L'ONU pour le Kosovo: De nombreux fonctionnaires corrompus continuent d'occuper des postes dans le secteur public

Dans un rapport sur les droits de l'homme dans le monde en 2020, le Département d'État a déclaré qu'au Kosovo, certains des problèmes les plus importants à cet égard comprenaient des restrictions injustes à la presse, y compris la violence ou les menaces de violence contre les journalistes; la corruption et l'impunité au sein du gouvernement; des [...]
Le gouvernement, a déclaré le rapport, a pris des mesures pour identifier, enquêter, poursuivre et punir les fonctionnaires qui ont commis des violations des droits de l'homme, mais parfois manque de continuité. De nombreuses personnes au sein du gouvernement, de l'opposition, de la société civile et des médias ont signalé des cas de hauts fonctionnaires impliqués dans la corruption ou agissant sans être punis. De nombreux fonctionnaires corrompus continuent d'occuper des postes dans le secteur public, selon le rapport.
La Voix de l'Amérique a préparé un résumé du rapport sur le Kosovo.

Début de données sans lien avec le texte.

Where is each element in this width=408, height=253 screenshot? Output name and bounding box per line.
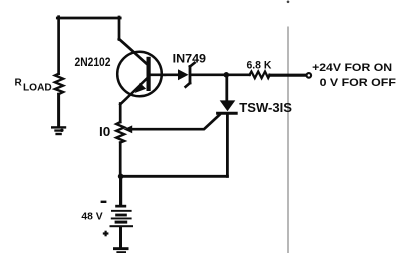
- svg-text:48 V: 48 V: [81, 212, 103, 223]
- wire: collector diagonal into transistor: [119, 39, 147, 64]
- wire: wiper to TSW cathode: [130, 115, 220, 129]
- page edge artifacts drawn first (decorative, unlabeled): [287, 27, 289, 253]
- wire: bottom rail to emitter branch: [121, 175, 228, 178]
- svg-text:IN749: IN749: [173, 52, 207, 66]
- ground (below R_LOAD): [51, 126, 66, 135]
- wire: battery bottom to ground: [119, 227, 122, 247]
- wire: left vertical from top wire down to R_LOAD: [57, 17, 60, 74]
- wire: TSW cathode down to bottom rail: [226, 115, 229, 177]
- label R_LOAD: [15, 78, 53, 94]
- ground (battery return): [113, 247, 129, 253]
- wire: junction down to TSW-31S anode: [225, 75, 228, 101]
- zener diode D1 (1N749): [178, 63, 195, 87]
- wire: zener to 6.8K resistor: [191, 73, 250, 76]
- node: junction of base line and TSW branch: [224, 72, 230, 78]
- wire: below R_LOAD to ground: [57, 94, 60, 126]
- wire: top horizontal from R_LOAD to collector branch: [57, 17, 120, 20]
- svg-text:TSW-3IS: TSW-3IS: [239, 100, 292, 115]
- svg-text:6.8 K: 6.8 K: [247, 59, 273, 71]
- transistor Q1 (2N2102): [117, 52, 165, 105]
- terminal: output circle: [307, 73, 312, 78]
- wire: right vertical drop from top wire (collector branch): [118, 17, 121, 40]
- label + (battery positive): [103, 231, 109, 237]
- node: bottom rail junction: [118, 174, 124, 180]
- emitter with arrow: [120, 79, 147, 105]
- wire: base to zener anode: [162, 73, 179, 76]
- svg-text:LOAD: LOAD: [23, 82, 52, 94]
- wire: potentiometer bottom to bottom rail and on to battery: [119, 143, 122, 177]
- base lead inside circle: [151, 73, 165, 76]
- label - (battery negative): [101, 201, 107, 203]
- svg-text:2N2102: 2N2102: [75, 55, 111, 69]
- svg-text:+24V FOR ON: +24V FOR ON: [312, 62, 392, 74]
- svg-text:I0: I0: [99, 124, 110, 139]
- wire: bottom rail junction down to battery: [119, 176, 122, 205]
- diode D2 (TSW-31S): [218, 100, 237, 113]
- battery BT1 (48 V): [110, 205, 134, 227]
- svg-text:R: R: [15, 78, 23, 89]
- resistor R2 (6.8K): [250, 72, 270, 79]
- potentiometer R3 (10 ohm) with wiper arrow: [116, 122, 132, 143]
- svg-text:0 V FOR OFF: 0 V FOR OFF: [320, 77, 397, 89]
- wire: 6.8K to output terminal (thick): [270, 74, 306, 77]
- resistor R_LOAD: [55, 74, 63, 95]
- wire: emitter vertical down to potentiometer: [119, 104, 122, 123]
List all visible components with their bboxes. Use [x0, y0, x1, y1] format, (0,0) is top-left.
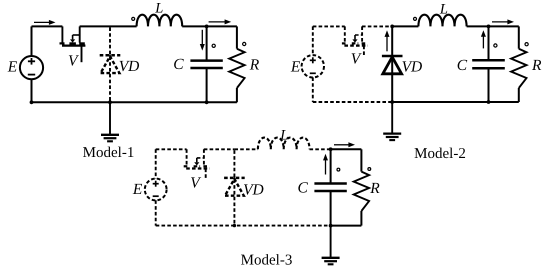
- svg-text:V: V: [351, 51, 362, 68]
- svg-text:Model-1: Model-1: [83, 145, 135, 161]
- svg-text:VD: VD: [119, 58, 140, 75]
- svg-text:V: V: [68, 53, 79, 70]
- svg-text:R: R: [369, 180, 380, 197]
- svg-text:V: V: [190, 174, 201, 191]
- svg-text:VD: VD: [402, 59, 423, 76]
- svg-text:R: R: [531, 57, 542, 74]
- svg-text:R: R: [249, 57, 260, 74]
- svg-text:C: C: [457, 57, 468, 74]
- svg-text:E: E: [132, 181, 143, 198]
- svg-text:C: C: [173, 56, 184, 73]
- svg-text:VD: VD: [243, 182, 264, 199]
- svg-text:Model-2: Model-2: [414, 146, 466, 162]
- svg-text:E: E: [290, 58, 301, 75]
- svg-text:Model-3: Model-3: [241, 253, 293, 269]
- svg-text:E: E: [7, 58, 18, 75]
- svg-text:L: L: [154, 1, 163, 17]
- svg-text:L: L: [439, 1, 448, 17]
- svg-text:L: L: [279, 128, 288, 144]
- svg-text:C: C: [298, 180, 309, 197]
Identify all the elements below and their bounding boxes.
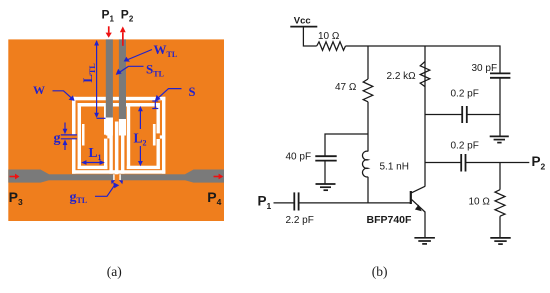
ground 40pF — [316, 183, 336, 185]
resistor R 10ohm zigzag — [317, 42, 346, 51]
svg-text:(b): (b) — [372, 264, 388, 279]
ground transistor — [414, 237, 435, 239]
blue labels — [33, 42, 196, 205]
svg-text:10 Ω: 10 Ω — [318, 31, 340, 42]
svg-text:S: S — [189, 85, 196, 99]
capacitor 0.2pF lower plates — [460, 154, 462, 172]
svg-text:47 Ω: 47 Ω — [335, 82, 357, 93]
wire inductor to base line — [367, 177, 369, 203]
right inner ring left side — [127, 103, 130, 169]
red port arrow P2 (up) — [120, 26, 126, 45]
central slot — [115, 122, 119, 175]
svg-text:0.2 pF: 0.2 pF — [451, 141, 479, 152]
svg-text:0.2 pF: 0.2 pF — [451, 89, 479, 100]
arrowheads L1 — [81, 160, 86, 165]
right inner ring right side (split) — [157, 103, 160, 133]
capacitor 2.2pF plates — [293, 192, 295, 210]
emitter arrowhead — [415, 205, 422, 212]
wire 40pF top tap — [325, 134, 368, 156]
red arrow on TL left — [10, 174, 20, 180]
slot column under feed strip 1 — [106, 118, 113, 136]
slot ring: outer top band — [72, 97, 165, 101]
svg-text:W: W — [33, 83, 45, 97]
capacitor 40pF plates — [315, 155, 336, 157]
arrowhead W — [69, 95, 75, 101]
wire 47ohm branch from top — [367, 46, 369, 79]
wire upper 0.2pF right — [467, 114, 500, 116]
wire 47ohm to inductor node — [367, 102, 369, 152]
svg-text:2.2 kΩ: 2.2 kΩ — [387, 71, 417, 82]
blue dimension annotations — [53, 41, 182, 196]
emitter diagonal — [412, 199, 426, 212]
svg-text:(a): (a) — [107, 264, 122, 279]
inductor 5.1nH coil — [362, 151, 368, 177]
ground 30pF — [490, 135, 509, 137]
wire base line — [299, 202, 410, 204]
left inner-to-outer bridge dash — [107, 135, 109, 138]
svg-text:30 pF: 30 pF — [472, 63, 498, 74]
wire 10ohm to ground — [499, 216, 501, 238]
resistor 47ohm zigzag — [363, 79, 373, 102]
capacitor 0.2pF upper plates — [461, 106, 463, 123]
feed strip P1 (gray microstrip) — [106, 39, 113, 117]
wire 10ohm branch down — [499, 163, 501, 190]
slot ring: outer bottom band — [72, 170, 165, 174]
wire 40pF to ground — [324, 161, 326, 184]
capacitor 30pF plates — [490, 72, 510, 74]
arrowheads g — [63, 129, 68, 135]
arrowhead STL — [116, 69, 122, 75]
collector wire up — [424, 46, 426, 187]
label STL leader — [118, 66, 144, 73]
arrowheads L2 — [138, 106, 143, 111]
wire Vcc down — [303, 27, 316, 46]
gTL gap mini arrows — [111, 180, 115, 184]
wire upper 0.2pF left — [425, 114, 462, 116]
slot ring: inner top band — [78, 103, 160, 107]
svg-text:BFP740F: BFP740F — [367, 214, 413, 226]
left outer ring left side (split at g) — [72, 97, 76, 135]
component labels (b) — [258, 16, 546, 227]
white slivers at TL gap — [113, 174, 114, 180]
arrowhead S — [155, 95, 161, 101]
svg-text:40 pF: 40 pF — [286, 152, 312, 163]
slot ring: inner bottom band right — [127, 166, 160, 169]
svg-text:Vcc: Vcc — [294, 16, 311, 27]
slot ring: inner bottom band left — [78, 166, 108, 169]
arrowhead WTL — [124, 57, 130, 62]
bottom transmission line P3-P4 — [8, 170, 224, 183]
substrate board — [8, 39, 224, 221]
wire 30pF to ground — [499, 78, 501, 137]
gTL leader — [95, 184, 116, 197]
svg-text:2.2 pF: 2.2 pF — [286, 215, 314, 226]
svg-text:g: g — [54, 131, 61, 146]
left outer ring right side — [109, 97, 112, 174]
label S leader — [158, 89, 182, 99]
label WTL leader — [128, 50, 152, 60]
left inner ring split overlap stub — [82, 124, 85, 146]
label W leader — [53, 91, 72, 99]
resistor 2.2k zigzag — [420, 62, 430, 87]
L1 dimension line — [83, 162, 103, 164]
Vcc rail tick — [290, 26, 317, 28]
right inner-to-outer bridge dash — [160, 135, 163, 138]
svg-text:5.1 nH: 5.1 nH — [380, 162, 409, 173]
slot column under feed strip 2 — [119, 119, 126, 136]
L2 dimension lines — [139, 110, 141, 129]
wire lower 0.2pF right to P2 — [466, 162, 530, 164]
right outer ring left side — [121, 97, 124, 174]
svg-text:10 Ω: 10 Ω — [469, 197, 491, 208]
wire P1 to cap 2.2pF — [274, 202, 295, 204]
left inner ring left side — [78, 103, 81, 169]
collector diagonal — [412, 186, 426, 193]
s marker right — [154, 101, 156, 109]
ground 10ohm — [490, 237, 510, 239]
transistor base bar — [410, 191, 412, 204]
right inner ring split overlap stub — [153, 124, 156, 146]
feed strip P2 (gray microstrip) — [119, 39, 126, 119]
top wire — [346, 46, 501, 73]
emitter wire down — [424, 212, 426, 238]
right outer ring right side — [162, 97, 165, 174]
arrowheads LTL — [94, 40, 99, 46]
g dimension — [64, 123, 66, 130]
red arrow on TL right — [214, 174, 224, 180]
arrowhead gTL — [113, 182, 119, 188]
left inner ring right side (split) — [104, 103, 107, 135]
resistor 10ohm right zigzag — [495, 190, 505, 217]
wire lower 0.2pF left — [425, 162, 461, 164]
LTL dimension line — [96, 41, 98, 117]
red port arrow P1 (down) — [106, 26, 112, 38]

Les principaux responsables politiques et dirigeants de la société civile, en particulier les organisations d'anciens combattants, ont publiquement dénoncé les Chambres spécialisées du Kosovo (KSC) et le Bureau du Procureur spécialisé du Kosovo (SPO), basé à La Haye, et ont tenté de saper le soutien public aux travaux du SPO et du KSC. Ces efforts comprenaient des protestations publiques, une demande d'abolition de la cour et une initiative législative proposée par l'ancien Président Hashim Thaci qui aurait pu compromettre le mandat du KSC.
Depuis septembre, la Commission gouvernementale des personnes disparues a classé 1 640 personnes disparues pendant le conflit de 1998-1999 et la violence politique qui a suivi. En vertu de la loi, la base de données du gouvernement sur les personnes disparues ne comprend pas l'appartenance ethnique des personnes disparues, sauf si elles sont déclarées volontairement par leur famille. La commission a laissé entendre qu ' environ 70 % étaient des Albanais, tandis que 30 % étaient des Serbes, des Roms, des Ashkali, des Balkans et des Egyptiens, des Bosniaques, des Goranas, des Monténégrins et d ' autres.
Liberté d'expression
Des rapports fidèles insistaient sur le fait que certains fonctionnaires, politiciens, entreprises et groupes religieux tentaient d'intimider les représentants des médias. Les problèmes de financement menacent également l'indépendance des médias. Les journalistes ont eu des difficultés à obtenir des informations du gouvernement et des institutions publiques.
Les médias indépendants étaient actifs et exprimaient diverses opinions, généralement sans restrictions. Toutefois, selon certaines informations, des responsables gouvernementaux, certains partis politiques, des entreprises liées au gouvernement, des groupes religieux et des individus mécontents ont fait pression sur les propriétaires des médias, les éditeurs et les journalistes pour qu'ils ne publient pas certains documents. Certains journalistes ont été attirés par les rapports d'enquête critiques en raison de la peur de leur sécurité physique ou de leur sécurité au travail.
Certains journalistes se plaignaient que les propriétaires et les responsables des médias les empêchaient de publier ou de diffuser des documents essentiels auprès du gouvernement, des partis politiques ou des fonctionnaires.
Corruption, manque de transparence au sein du gouvernement
Des fonctionnaires se livraient parfois à des actes de corruption en toute impunité. L ' absence de supervision judiciaire efficace et la faiblesse générale de l ' état de droit ont contribué à ce problème.
Les ONG et les organisations internationales font allusion à de nombreux manquements du système judiciaire à poursuivre la corruption, notant que très peu d'affaires portées contre des hauts fonctionnaires ont abouti à l'acte d'accusation. La peine infligée aux hauts fonctionnaires condamnés pour corruption est souvent légère.
Dans au moins quatre affaires de corruption très médiatisées, la Cour suprême a conclu que les juridictions inférieures avaient violé le Code pénal en faveur des accusés.
Viols et violence dans la famille
EULEX a noté que les tribunaux appliquaient souvent des peines plus faciles que le minimum légal dans les affaires de viol, et que les organes chargés de faire respecter la loi prenaient rarement des mesures pour protéger les victimes et les témoins. En outre, les peines sont souvent encore abaissées par la cour d ' appel. Le Bureau du Procureur pour l'aide aux victimes a signalé un nombre croissant de cas de violence familiale au cours de l'année, passant de 946 cas en 2019 à 1 145 depuis octobre. Les violences sexuelles et les viols qui se produisent à l ' intérieur ou à l ' extérieur de la famille sont rarement signalés par les victimes, souvent à cause de la stigmatisation sociale ou du manque de confiance dans les autorités.